[Hildegarde Withers 16] - People Vs. Withers & Malone by Stuart Palmer & Craig Rice

[Hildegarde Withers 16] - People Vs. Withers & Malone by Stuart Palmer & Craig Rice

Author:Stuart Palmer & Craig Rice [Palmer, Stuart & Rice, Craig]
Language: eng
Format: epub
Publisher: Award Books
Published: 1963-04-14T23:00:00+00:00


People vs. Withers & Malone

“Don’t look at me so askance/” said John J. Malone as he crept into his office at two P.M. “I can’t stand much more.”

“You could stand a bromo,” said the faithful Maggie. Then she saw his eyes turn hopefully toward the Emergency file. “You took the bottle with you when you left last night. That was just after you borrowed my last ten dollars.”

The little lawyer winced at the noise of the fizz, but he raised the glass, squaring his shoulders under the nearly new, somewhat rumpled, dove-gray Finchley suit. “To the memory of my once illustrious career,” he toasted hollowly.

“I gather you had no luck last night.”

“You gather correctly. I hit every saloon from here to the boondocks, but never a trace of the missing Mr. Taras. They’ve got him hid, all right.” Malone sighed. “The latter part of the evening is a blur—in fact, I seem to have had a blackout. However, I just might have stumbled on something; I found a string tied around my finger when I woke up in a Turkish bath, I find I wrote a check without filling in the stub and I seem to remember the name Little Helga, but that’s all.”

“I hope the check was for under $3.65,” Maggie told him. “Because that’s the current bank balance.”

The little lawyer searched his pockets, fished out a lone cigar with a greenstick fracture which he tried vainly to light. “Maggie dear, you can put this down in your diary as Black Wednesday.”

“Only it’s Thursday,” she corrected. “Which means that our client dies in less than a week, and then it’s your turn to go before the grand jury, as if we both didn’t know.” They were silent for a long minute—which was more than could be said for the apparition in raincoat and umbrella which suddenly swooped in on them like a large raven looking for a bust of Pallas Athene on which to perch. But this bird did not croak, “Nevermore”; it only cried, “Malone! Maggie! Here I am!” Miss Hildegarde Withers, whom they had thought safely busy with her own pursuits in faraway California, now warmly embraced them both. “I came as soon as I heard how bad it was,” she told them.

“Welcome to the wake,” Malone told her.

“Fiddlesticks! You can’t win ’em all—this Coleman case was lost even before you got hold of it.”

“Yes? Well, Junior Coleman only got life at the first trial, when he was defended by his rich father’s stuffy old law firm. I won him a new trial and what did I get him? A death sentence!”
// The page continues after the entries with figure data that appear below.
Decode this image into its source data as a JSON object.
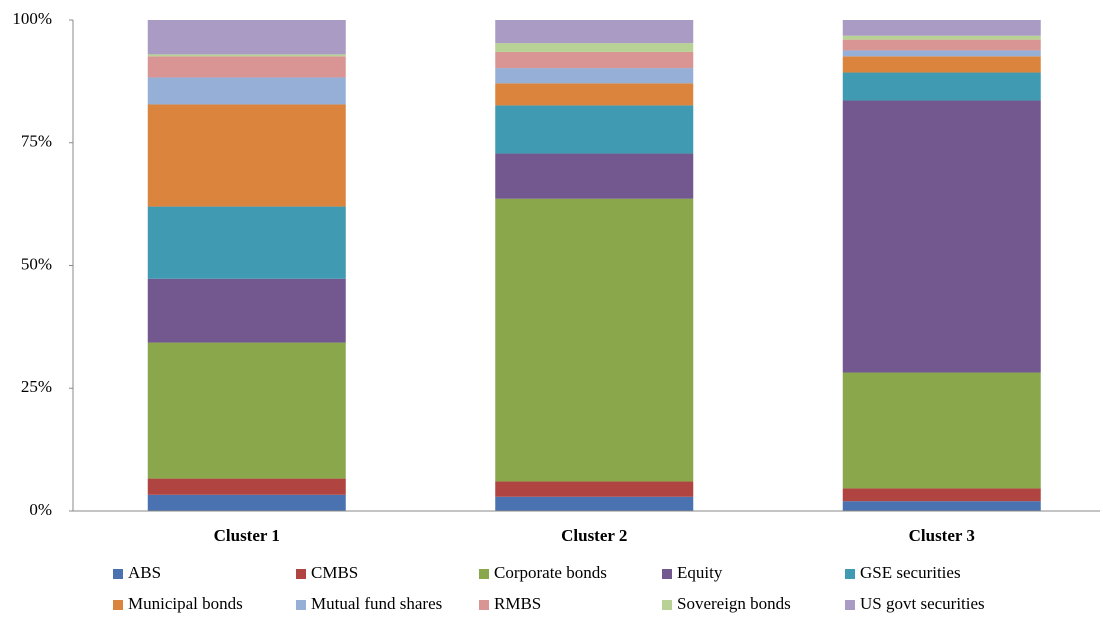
{
  "chart_data": {
    "type": "stacked_bar",
    "categories": [
      "Cluster 1",
      "Cluster 2",
      "Cluster 3"
    ],
    "series": [
      {
        "name": "ABS",
        "color": "#4a72b0",
        "values": [
          3.3,
          2.9,
          2.0
        ]
      },
      {
        "name": "CMBS",
        "color": "#b04440",
        "values": [
          3.3,
          3.1,
          2.6
        ]
      },
      {
        "name": "Corporate bonds",
        "color": "#8aa74c",
        "values": [
          27.7,
          57.6,
          23.6
        ]
      },
      {
        "name": "Equity",
        "color": "#72588f",
        "values": [
          13.0,
          9.2,
          55.4
        ]
      },
      {
        "name": "GSE securities",
        "color": "#3f9ab2",
        "values": [
          14.7,
          9.8,
          5.7
        ]
      },
      {
        "name": "Municipal bonds",
        "color": "#db843d",
        "values": [
          20.8,
          4.5,
          3.3
        ]
      },
      {
        "name": "Mutual fund shares",
        "color": "#95afd6",
        "values": [
          5.5,
          3.1,
          1.2
        ]
      },
      {
        "name": "RMBS",
        "color": "#d89593",
        "values": [
          4.3,
          3.3,
          2.2
        ]
      },
      {
        "name": "Sovereign bonds",
        "color": "#b8d194",
        "values": [
          0.4,
          1.8,
          0.8
        ]
      },
      {
        "name": "US govt securities",
        "color": "#a99bc3",
        "values": [
          7.0,
          4.7,
          3.2
        ]
      }
    ],
    "ylim": [
      0,
      100
    ],
    "yticks": [
      {
        "value": 0,
        "label": "0%"
      },
      {
        "value": 25,
        "label": "25%"
      },
      {
        "value": 50,
        "label": "50%"
      },
      {
        "value": 75,
        "label": "75%"
      },
      {
        "value": 100,
        "label": "100%"
      }
    ],
    "grid": false
  }
}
“I’m more worried about this subornation charge against you.”

“Leaving ethics out of it, when did I ever have a thousand dollars at one time—for bribery or any other purpose?”

“A good point. What steps are you taking, Malone?”

“Looking for clues,” said Maggie. “And in the usual place —at the bottom of a bottle.”

“I was trying to locate that witness, Taras, who said in court that I’d tried to bribe him.